To test this approach, Kelvin applied his system to one of the most promising areas of medicine: gene therapy. Gene therapy uses harmless viruses to deliver healthy genes into a patient’s cells. The virus acts like a delivery vehicle, carrying the genetic material where it’s needed. Among these delivery vehicles, adeno-associated viruses (AAVs) are among the safest and most effective. Producing AAVs, however, is expensive and complex.

One of the hardest parts is purification, or removing unwanted and damaged particles without harming the virus itself. This process involves several steps of chromatography, a method for separating substances. Each step requires precise control of multiple factors, such as buffer composition, pH and flow rate. Traditionally, scientists have optimized these steps through trial and error.

Idanwekhai wanted to replace that slow, empirical process with something smarter. “With Gaussian Processes and Bayesian Optimization, we can explore a search space that might include 900,000 possible experiments,” he said, “and we can find an optimal set of parameters we need in just 30.”

In his study, Idanwekhai and his collaborators in Stefano Menegatti’s lab at North Carolina State University applied this method to optimize purification for three different AAV serotypes—AAV2, AAV5 and AAV9. Each behaves a little differently at the molecular level. Still, Idanwekhai’s model handled them all. After just three rounds of optimization, the team increased viral yields from 70% to 99% while cutting impurities and preserving the viruses’ biological activity.

The key, said Idanwekhai, was the kernel, the mathematical heart of the Gaussian Process that determines how the model represents data. “I tested a lot of models, but the custom kernel I designed gave the best accuracy,” he said. “That’s what really drove the optimization gains.”

Another strength of Idanwekhai’s approach is interpretability. Traditional machine learning models act like “black boxes”; they give predictions without explaining why. Gaussian Processes, on the other hand, can show which variables matter most. “You can look inside the model and see, for example, that pH has the biggest effect on yield,” said Idanwekhai. “That gives you both speed and insight.”

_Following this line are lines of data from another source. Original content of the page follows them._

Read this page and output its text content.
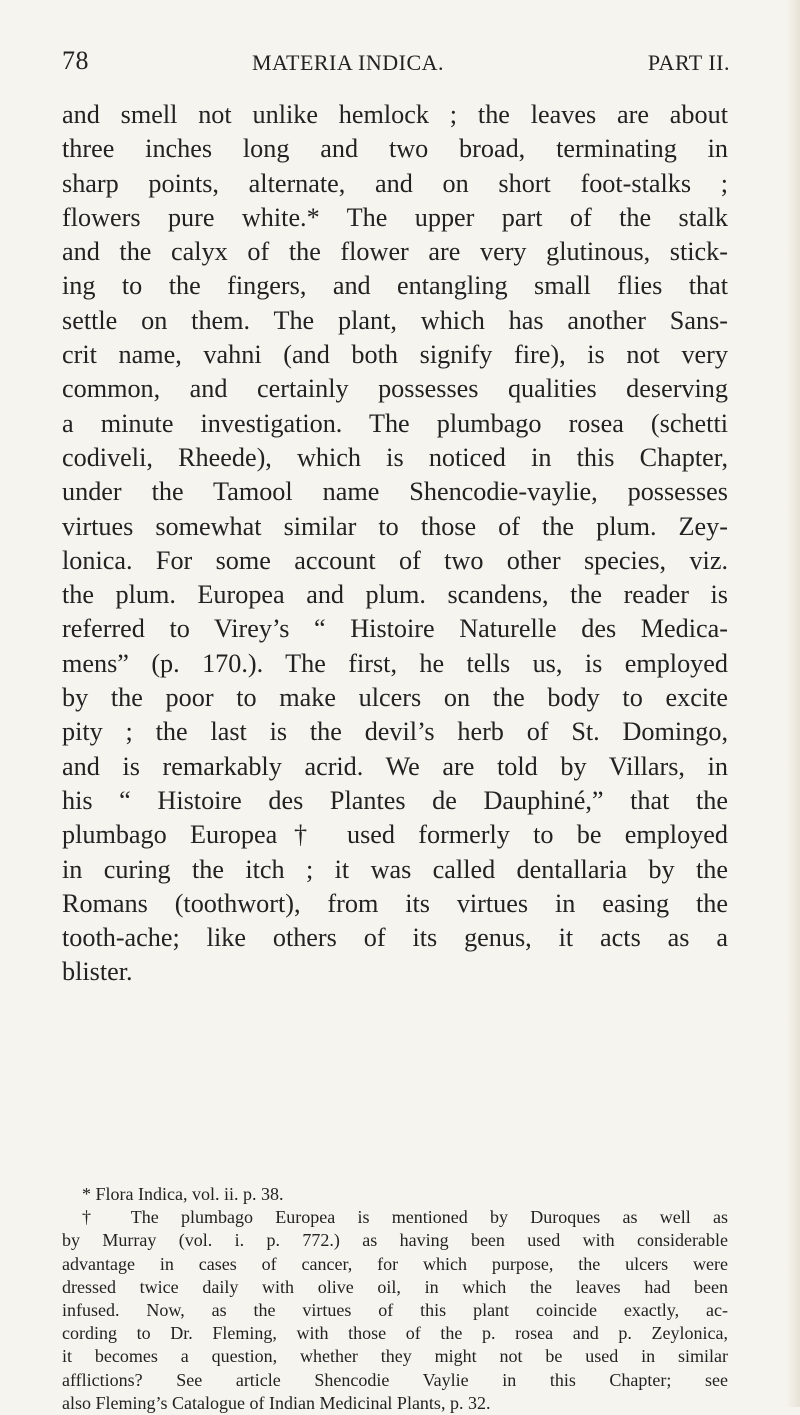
78	MATERIA INDICA.	PART II.
and smell not unlike hemlock ; the leaves are about
three inches long and two broad, terminating in
sharp points, alternate, and on short foot-stalks ;
flowers pure white.* The upper part of the stalk
and the calyx of the flower are very glutinous, stick-
ing to the fingers, and entangling small flies that
settle on them. The plant, which has another Sans-
crit name, vahni (and both signify fire), is not very
common, and certainly possesses qualities deserving
a minute investigation. The plumbago rosea (schetti
codiveli, Rheede), which is noticed in this Chapter,
under the Tamool name Shencodie-vaylie, possesses
virtues somewhat similar to those of the plum. Zey-
lonica. For some account of two other species, viz.
the plum. Europea and plum. scandens, the reader is
referred to Virey’s “ Histoire Naturelle des Medica-
mens” (p. 170.). The first, he tells us, is employed
by the poor to make ulcers on the body to excite
pity ; the last is the devil’s herb of St. Domingo,
and is remarkably acrid. We are told by Villars, in
his “ Histoire des Plantes de Dauphiné,” that the
plumbago Europea† used formerly to be employed
in curing the itch ; it was called dentallaria by the
Romans (toothwort), from its virtues in easing the
tooth-ache; like others of its genus, it acts as a
blister.
* Flora Indica, vol. ii. p. 38.
† The plumbago Europea is mentioned by Duroques as well as
by Murray (vol. i. p. 772.) as having been used with considerable
advantage in cases of cancer, for which purpose, the ulcers were
dressed twice daily with olive oil, in which the leaves had been
infused. Now, as the virtues of this plant coincide exactly, ac-
cording to Dr. Fleming, with those of the p. rosea and p. Zeylonica,
it becomes a question, whether they might not be used in similar
afflictions? See article Shencodie Vaylie in this Chapter; see
also Fleming’s Catalogue of Indian Medicinal Plants, p. 32.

The results were impressive not only for their efficiency but also for their transferability. Data from the AAV2 experiments helped seed the optimization process for AAV9, cutting the number of tests needed to achieve high yields. “We saw that learning could transfer between serotypes,” said Idanwekhai. “That means the model wasn’t just memorizing, it was understanding.”

Behind the scenes, however, the project faced practical challenges. Most laboratory machines don’t easily share data. He hopes future lab equipment will include simple ways to connect with computer systems so that experiments can truly run in a closed loop, where data flow automatically from the instruments to the AI and back again.

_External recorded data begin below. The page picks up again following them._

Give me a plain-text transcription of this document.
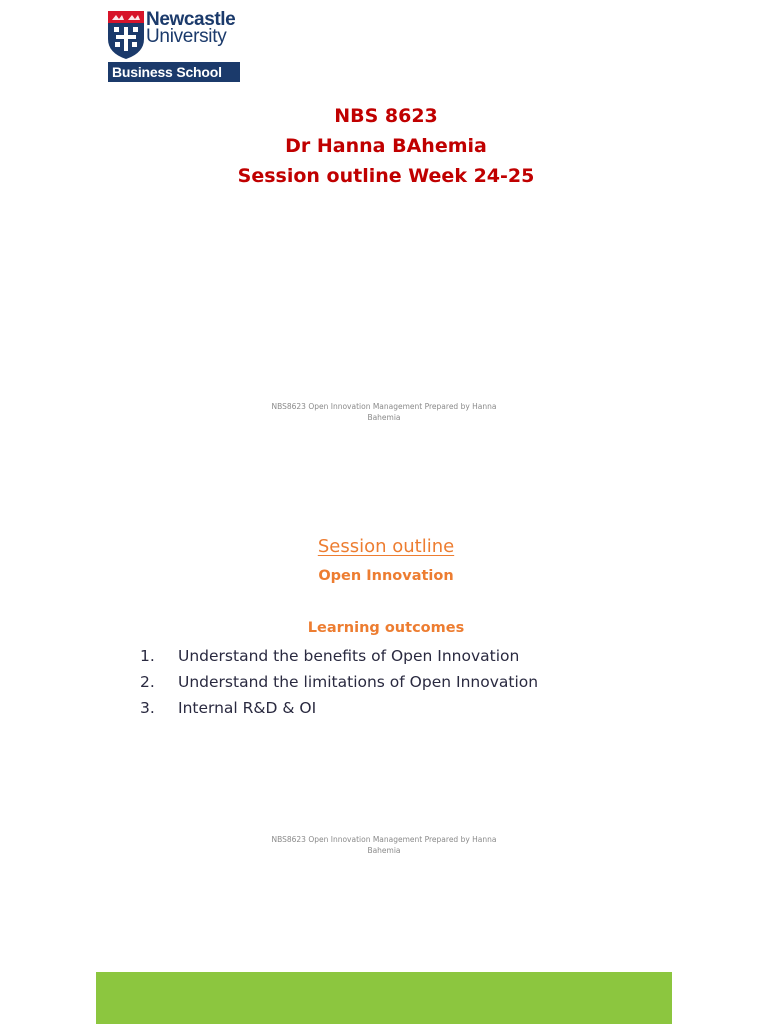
Newcastle
University
Business School
NBS 8623
Dr Hanna BAhemia
Session outline Week 24-25
NBS8623 Open Innovation Management Prepared by Hanna
Bahemia
Session outline
Open Innovation
Learning outcomes
1. Understand the benefits of Open Innovation
2. Understand the limitations of Open Innovation
3. Internal R&D & OI
NBS8623 Open Innovation Management Prepared by Hanna
Bahemia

“A lot of experimental data are stuck in the instruments themselves,” said Idanwekhai. “I had to go to the machines and extract the data manually. It took months.”

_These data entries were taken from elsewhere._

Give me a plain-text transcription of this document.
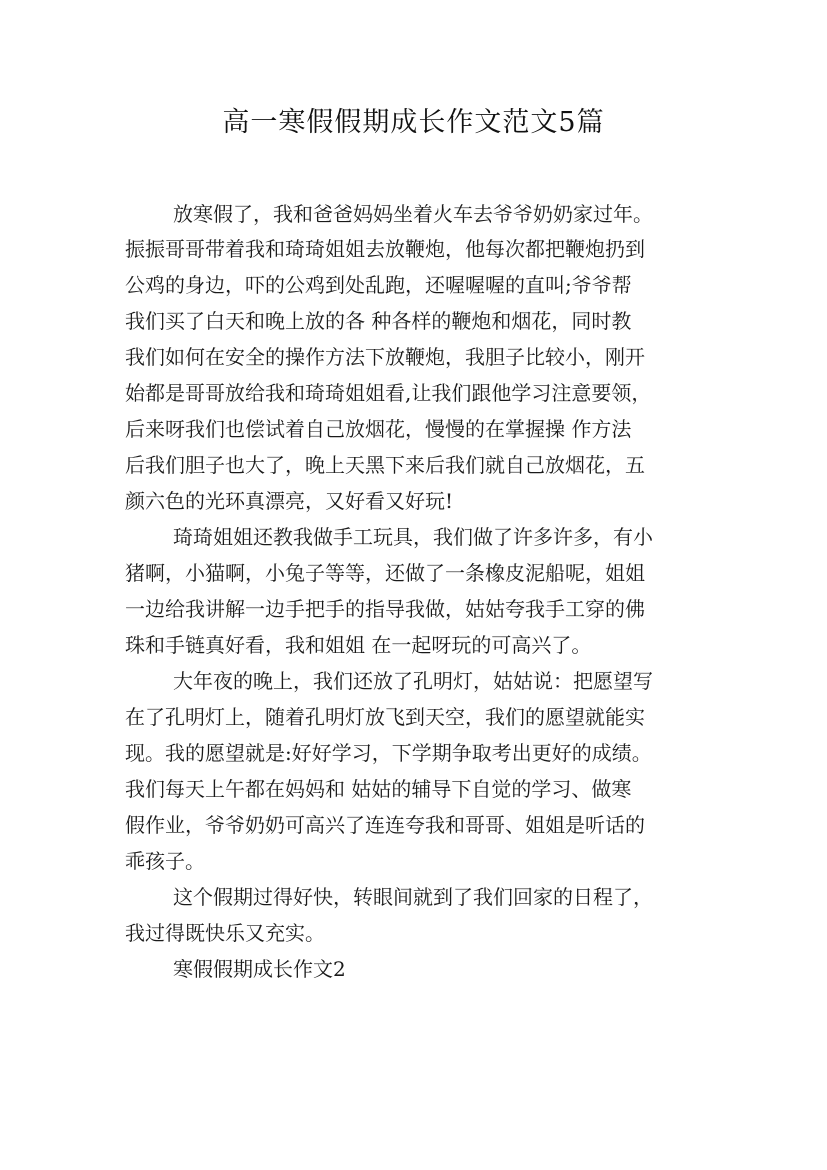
高一寒假假期成长作文范文5篇
放寒假了，我和爸爸妈妈坐着火车去爷爷奶奶家过年。
振振哥哥带着我和琦琦姐姐去放鞭炮，他每次都把鞭炮扔到
公鸡的身边，吓的公鸡到处乱跑，还喔喔喔的直叫;爷爷帮
我们买了白天和晚上放的各 种各样的鞭炮和烟花，同时教
我们如何在安全的操作方法下放鞭炮，我胆子比较小，刚开
始都是哥哥放给我和琦琦姐姐看,让我们跟他学习注意要领，
后来呀我们也偿试着自己放烟花，慢慢的在掌握操 作方法
后我们胆子也大了，晚上天黑下来后我们就自己放烟花，五
颜六色的光环真漂亮，又好看又好玩!
琦琦姐姐还教我做手工玩具，我们做了许多许多，有小
猪啊，小猫啊，小兔子等等，还做了一条橡皮泥船呢，姐姐
一边给我讲解一边手把手的指导我做，姑姑夸我手工穿的佛
珠和手链真好看，我和姐姐 在一起呀玩的可高兴了。
大年夜的晚上，我们还放了孔明灯，姑姑说：把愿望写
在了孔明灯上，随着孔明灯放飞到天空，我们的愿望就能实
现。我的愿望就是:好好学习，下学期争取考出更好的成绩。
我们每天上午都在妈妈和 姑姑的辅导下自觉的学习、做寒
假作业，爷爷奶奶可高兴了连连夸我和哥哥、姐姐是听话的
乖孩子。
这个假期过得好快，转眼间就到了我们回家的日程了，
我过得既快乐又充实。
寒假假期成长作文2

Looking ahead, Idanwekhai envisions integrating reinforcement learning and large language models, like those behind chatbots, into future systems. These tools could read scientific papers, understand previous results and suggest smarter experiments. His lab has already started developing an AI platform called LIZARD (Ligand optimization via agentic research and discovery), designed to autonomously search for and optimize potential drug molecules.

“We’re building a software tool called BASIL that lets lab scientists use the same approach we used in the AAV project without needing to write code or understand how to build computer models,” said Idanwekhai. “Our other collaborations are doing something similar. We’re using AI and machine learning to help guide experiments in real time and make the research process faster and more efficient.”

Under the guidance of Professor Alexander Tropsha, Idanwekhai said he’s found the perfect environment to innovate. “Dr. Tropsha really values independence,” he said. “He tells us, ‘Your Ph.D. is not my Ph.D.’ That freedom lets me chase ideas I believe in.”